Applications for the Community Planting Program and Pollinator Habitat Program will be accepted through Sept. 30, and award recipients will be selected and notified by the end of the calendar year. Awards for both programs range from $100 to $5,000. Additional information and online program applications can be found at atc-GrowSmart.com.
ATC offers pollinator education/youth STEM activities to over 500 libraries in Wisconsin and Michigan’s Upper Peninsula
PEWAUKEE – American Transmission Co. wants K-12 students to Grow Smart this summer. The company — in partnership with national gardening expert and author Melinda Myers, the Wisconsin Public Library System and the Upper Peninsula Region of Library Cooperation — is offering free pollinator education and STEM activities for K-12 youth and their families, along with live gardening webinars for adults during June 2022, which is National Pollinator Month.
The programming was made available to over 480 Wisconsin libraries and over 40 libraries in Michigan’s Upper Peninsula. June is National Pollinator Month. The libraries can support the Grow Smart program with their own ideas, book lists and other activities.
Grow Smart for pollinators
Nearly all of the world’s seed plants need pollinators — animals that cause a plant to make fruits or seeds by moving pollen from one part of a plant to another part to fertilize it. Visits from bees, beetles, birds, butterflies and other pollinators result in larger, more flavorful fruits and higher crop yields.
But pollinator populations are decreasing, mainly due to loss of habitat. Grow Smart and add native, pollinator-friendly plants to your yard to aid in their survival. Adding native plants doesn’t require a lot of space or even a lot of effort.

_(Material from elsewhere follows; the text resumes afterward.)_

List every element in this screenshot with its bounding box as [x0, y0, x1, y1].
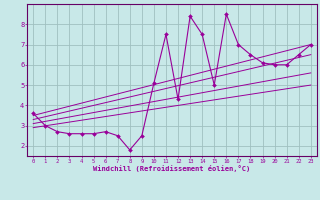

Join us at your local library during June to learn more.
Youth videos and activities
ATC and Melinda Myers created three videos and accompanying STEM-based activities for K-12 students that are available through local libraries or at www.atc-GrowSmart.com/library.
- Making and caring for a bee home
- Native sunflower project
- Growing a pollinator garden in a container
Live webinars for adults
Adults can register for three live webinars hosted by Melinda Myers who want to learn more about how to incorporate pollinators into their gardens and landscaping.
- June 1, 2022, 6:30 p.m. – Creating a pollinator paradise
- June 15, 2022, 7:00 p.m. – Supporting native bees
- June 22, 2022, 6:30 p.m. – Maintaining your landscape with pollinators in mind
Library patrons can register for the webinars at www.atc-GrowSmart.com/library. The webinars will be recorded and available on ATC’s YouTube channel for viewing shortly after the live webinars. View or download the Grow Smart Pollinator Guide for suggestions on a variety of native, pollinator-friendly plants.
ATC’s pollinator habitat support
ATC is uniquely positioned to help establish pollinator habitat because of the over 10,000 miles of transmission line right-of-way we manage. Roughly 40% of the rights-of-way we manage may currently serve as suitable habitat for pollinators and our practices help make these areas suitable for pollinators.
The four-acre native prairie surrounding ATC’s Pewaukee, Wis., headquarters is certified as a native landscape by the Wildlife Habitat Council and we have helped over 30 entities that allow public access to our rights-of-way develop roughly 275 acres of pollinator habitat through our Pollinator Habitat grant program since 2017.